Thomas “Papa” Smith, 36, of Bethlehem, pleaded guilty on Feb. 20 in U.S. District Court of Eastern New York to conspiracy to commit securities fraud and conspiracy to commit wire fraud.
Smith formerly served as the chief technology officer at SafeMoon LLC, a company that focused on creating digital assets — crypto currency and non-fungible tokens (NFTs) — through a public blockchain, defined as a transparent and secure way of recording transactions on a digital ledger.
According to a news release from the U.S. Attorney’s Office for the Eastern District of New York, SFM tokens were digital assets first issued in March 2021 by SafeMoon on a public blockchain. Through the operation of SFM’s smart contracts, every transaction in SFM was automatically subject to a 10% tax, meaning, for example, if a holder of SFM transferred 10 SFM to another user, 1 SFM would automatically be retained from the transfer as a tax, and the remaining nine SFM would be received by the other party.

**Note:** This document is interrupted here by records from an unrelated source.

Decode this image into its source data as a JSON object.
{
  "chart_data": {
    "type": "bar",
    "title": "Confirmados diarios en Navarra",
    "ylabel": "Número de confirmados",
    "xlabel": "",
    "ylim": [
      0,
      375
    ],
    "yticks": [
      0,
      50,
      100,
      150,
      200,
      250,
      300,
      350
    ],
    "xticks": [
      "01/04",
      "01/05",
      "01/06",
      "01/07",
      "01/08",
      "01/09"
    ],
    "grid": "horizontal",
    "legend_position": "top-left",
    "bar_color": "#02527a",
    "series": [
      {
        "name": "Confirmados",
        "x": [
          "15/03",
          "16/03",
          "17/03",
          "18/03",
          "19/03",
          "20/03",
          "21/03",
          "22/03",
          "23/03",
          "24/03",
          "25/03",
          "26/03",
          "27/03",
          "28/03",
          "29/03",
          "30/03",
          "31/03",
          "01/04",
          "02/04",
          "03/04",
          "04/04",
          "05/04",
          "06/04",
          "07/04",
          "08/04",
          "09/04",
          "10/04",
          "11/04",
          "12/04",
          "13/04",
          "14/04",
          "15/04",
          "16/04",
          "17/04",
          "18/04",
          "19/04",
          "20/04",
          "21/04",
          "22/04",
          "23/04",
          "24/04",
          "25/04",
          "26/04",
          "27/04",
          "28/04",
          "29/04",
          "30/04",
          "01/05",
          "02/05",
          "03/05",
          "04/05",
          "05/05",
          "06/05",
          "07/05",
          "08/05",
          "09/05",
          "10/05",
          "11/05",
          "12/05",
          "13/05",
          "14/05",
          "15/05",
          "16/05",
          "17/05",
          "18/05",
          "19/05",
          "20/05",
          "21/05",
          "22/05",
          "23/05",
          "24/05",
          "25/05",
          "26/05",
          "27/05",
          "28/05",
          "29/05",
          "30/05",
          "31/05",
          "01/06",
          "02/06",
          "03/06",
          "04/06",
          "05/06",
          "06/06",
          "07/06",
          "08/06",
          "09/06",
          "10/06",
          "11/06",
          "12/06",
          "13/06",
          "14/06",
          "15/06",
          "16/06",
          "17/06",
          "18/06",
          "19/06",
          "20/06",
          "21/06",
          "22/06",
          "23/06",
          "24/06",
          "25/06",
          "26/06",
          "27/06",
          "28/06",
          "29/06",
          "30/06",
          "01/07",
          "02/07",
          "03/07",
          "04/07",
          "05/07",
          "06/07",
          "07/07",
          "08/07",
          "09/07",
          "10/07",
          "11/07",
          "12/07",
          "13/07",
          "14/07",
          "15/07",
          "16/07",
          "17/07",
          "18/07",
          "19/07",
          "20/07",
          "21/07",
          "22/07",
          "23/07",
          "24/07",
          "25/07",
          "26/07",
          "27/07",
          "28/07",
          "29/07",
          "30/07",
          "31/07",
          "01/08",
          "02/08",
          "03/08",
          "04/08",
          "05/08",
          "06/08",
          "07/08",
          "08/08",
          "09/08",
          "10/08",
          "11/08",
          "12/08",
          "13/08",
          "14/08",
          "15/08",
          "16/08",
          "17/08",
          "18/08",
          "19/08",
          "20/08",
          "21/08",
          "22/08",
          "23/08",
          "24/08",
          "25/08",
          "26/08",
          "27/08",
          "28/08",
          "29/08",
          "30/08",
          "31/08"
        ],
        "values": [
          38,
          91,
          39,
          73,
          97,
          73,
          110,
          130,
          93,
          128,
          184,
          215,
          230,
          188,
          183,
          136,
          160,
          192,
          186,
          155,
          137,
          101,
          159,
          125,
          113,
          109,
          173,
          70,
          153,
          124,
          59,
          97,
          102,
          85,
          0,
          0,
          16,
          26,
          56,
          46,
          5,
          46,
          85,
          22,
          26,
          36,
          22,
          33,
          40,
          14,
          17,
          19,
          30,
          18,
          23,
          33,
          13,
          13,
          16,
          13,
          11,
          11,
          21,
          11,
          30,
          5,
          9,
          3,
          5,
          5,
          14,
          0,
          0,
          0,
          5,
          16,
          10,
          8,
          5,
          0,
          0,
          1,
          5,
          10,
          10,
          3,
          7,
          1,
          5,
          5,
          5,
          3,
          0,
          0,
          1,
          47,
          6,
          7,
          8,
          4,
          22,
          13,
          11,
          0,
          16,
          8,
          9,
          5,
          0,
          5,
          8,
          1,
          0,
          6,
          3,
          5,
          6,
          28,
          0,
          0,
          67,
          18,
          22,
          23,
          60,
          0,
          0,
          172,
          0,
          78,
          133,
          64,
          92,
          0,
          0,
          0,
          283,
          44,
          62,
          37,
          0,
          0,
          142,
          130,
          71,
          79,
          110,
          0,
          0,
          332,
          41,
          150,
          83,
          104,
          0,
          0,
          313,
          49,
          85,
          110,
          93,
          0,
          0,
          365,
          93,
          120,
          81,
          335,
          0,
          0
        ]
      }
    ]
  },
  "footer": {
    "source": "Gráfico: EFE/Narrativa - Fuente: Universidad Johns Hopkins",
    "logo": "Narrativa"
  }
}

As marketed to SFM investors, the proceeds of SFM’s 10% tax were split into two 5% tranches (or pieces), the proceeds of which were supposed to benefit holders of SFM in specific ways.
The first 5% tranche of the tax proceeds would be “reflected” back to, and distributed among, all SFM holders, in proportion to their current SFM holdings, increasing the total quantity of SFM held by every SFM investor automatically.
The remaining 5% tranche of SFM tax proceeds would be deposited into designated SFM liquidity pools. The larger the SFM liquidity pool, the greater the liquidity in the market for SFM.
In the months after its launch in March 2021, SFM grew to have more than one million holders and a market capitalization of more than $8 billion.
Prosecutors claim Smith and others at Safemoon misrepresented to investors various material aspects of the SFM offering, including that SFM relied on “locked” liquidity pools that would automatically increase in size due to a 10% tax imposed on every SFM transaction; that the “locked” SFM liquidity pool prevented the defendants and other insiders at SafeMoon from being able to “rug pull” — a type of crypto fraud — SFM investors by removing liquidity from the SFM liquidity pool; that tokens in the liquidity pool would not be used to enrich the SafeMoon developers, including the defendants; that the defendants would manually add token pairs to the SFM liquidity pool when transactions of SFM occurred on specific centralized exchanges; and that the developers were not holding and trading SFM for their own benefit.
In reality, Smith and others allegedly retained access to the SFM liquidity pools and used that access to intentionally divert and misappropriate millions of dollars’ worth of tokens from the SFM liquidity pools for their personal benefit.
In addition, “although they publicly denied that they personally held or traded SFM, the defendants repeatedly bought and sold SFM for their personal benefit, including at the height of SFM’s market price, which generated millions of dollars in profits,” federal prosecutors claim.
“The defendants masked their movement of the fraudulent proceeds via numerous private un-hosted crypto wallet addresses, complex transaction routing, and pseudonymous centralized exchange accounts,” prosecutors said in a statement.
“The defendants used some of these proceeds to purchase luxury vehicles and real estate in New Hampshire, Utah, and Florida. Smith, for example, using cryptocurrency addresses he controlled, sent 2,900 Binance Coin worth more than approximately $860,000 and traceable to the SFM liquidity pool to a third party’s cryptocurrency address in order to purchase a custom Porsche 911 sportscar and non-fungible token.”
Smith’s sentencing date has yet to be scheduled.